Later, she became resident principal and partnered with a virtual classroom to provide algebra instruction to eighth graders who otherwise wouldn’t get it. As principal at Ranson, she ramped up training, making sure every teacher and administrator got weekly coaching. She also expanded college prep courses.
People said teachers couldn't be paid more. So Jordan-Thomas partnered with an organization called Public Impact to make top-performing teachers — she calls them Beyoncé educators — into teacher leaders who received better pay.
“She was vital in transforming school culture and advancing instruction,” wrote S. Denise Watts, superintendent for Project LIFT, which seeks to improve graduation rates and proficiency in Charlotte schools. “The results of this work were nothing short of remarkable and positioned the school for deeper reform efforts…There are many visits each year from people across the nation to observe best practices that are occurring there.”
The perfect fit
Jordan-Thomas had stumbled upon her dream career.
“You know those career tests you do to try to figure out, given your personality and work style, the type of careers that align?” she said. “The principal job was made for me. I found my sweet spot.”

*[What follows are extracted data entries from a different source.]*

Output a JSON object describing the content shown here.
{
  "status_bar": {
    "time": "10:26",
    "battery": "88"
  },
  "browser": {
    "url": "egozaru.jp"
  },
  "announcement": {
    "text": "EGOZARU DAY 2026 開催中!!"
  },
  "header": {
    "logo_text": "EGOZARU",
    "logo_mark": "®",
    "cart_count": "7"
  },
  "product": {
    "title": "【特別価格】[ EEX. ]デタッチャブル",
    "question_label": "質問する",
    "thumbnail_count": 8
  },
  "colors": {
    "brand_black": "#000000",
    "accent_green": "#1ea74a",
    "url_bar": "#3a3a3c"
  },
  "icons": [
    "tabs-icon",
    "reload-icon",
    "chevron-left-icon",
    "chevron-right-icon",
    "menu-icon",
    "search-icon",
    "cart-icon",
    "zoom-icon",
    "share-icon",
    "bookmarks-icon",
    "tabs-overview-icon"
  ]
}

The community spurred her determination. She witnessed parents working two and three jobs, fighting to give their kids opportunities they might not have had. “Every time I witnessed some type of inequity or injustice, I’d get fired up to do something about it,” she said.
She wrote blogs calling to task the status quo and the labeling of schools as “failing.”
“It undermines … years of blood, sweat and tears of hundreds of educators,” she wrote. “It perpetuates a dangerous bias about the communities we serve (that they can’t achieve).”
But even in her sweet spot, she saw limits to her ability to affect change as a principal. District decisions can disproportionately affect low-income communities because communication is geared to affluent families.
“If you watch the board meetings, if you read the newspaper, if you have access to the internet, you are more informed than others,” Jordan-Thomas said. “So you have a one-up, or you are in a space of privilege.”
Low-income families have multiple priorities: Putting food on the table, keeping the lights on, dealing with lack of healthcare, transportation and inadequate housing.
“We don’t always see through the lens of our most complex families,” she said. “And because we don’t, we actually put them at further disadvantage by making decisions when we’re not intentional about getting their input.”
But it doesn’t have to be that way, Jordan-Thomas decided. Something must change if we’re to best serve families and communities. “It sparked a new interest and a fire in me. This is something I feel like we can figure it out, and I want to figure it out,” she said.
So she decided to switch paths … again.
Back to school, as a student
She aimed high and applied for Harvard’s Doctor of Educational Leadership program, which trains leaders to engineer system-level change to drive education quality and equity.
“I felt in my gut that I cannot stand by knowing of this greater inequity at a system level, and a greater opportunity for change," she said.
Jordan-Thomas was one of 25 accepted into the three-year, multidisciplinary program, which includes full-tuition funding. She began in September, delving into classes on business leadership, entrepreneurship and educational ideology. She’s explored her core values, and how those shape her leadership. She’s focused on personal mastery with her own executive coach.
Thus far, her studies have affirmed certain choices she made as a principal and “unveiled some of the blind spots” that she had. But mostly, she knows she made the right choice a decade ago when she spotted that poster in Campbell Hall.
“The thought of education as liberation has resonated with me very deeply,” she said.
Her goal remains: Bring communities together, challenge inequities in the system while empowering children to break free of constraints that hinder them. And to do that, she’s willing to spread her "black girl magic” whenever and wherever she’s needed.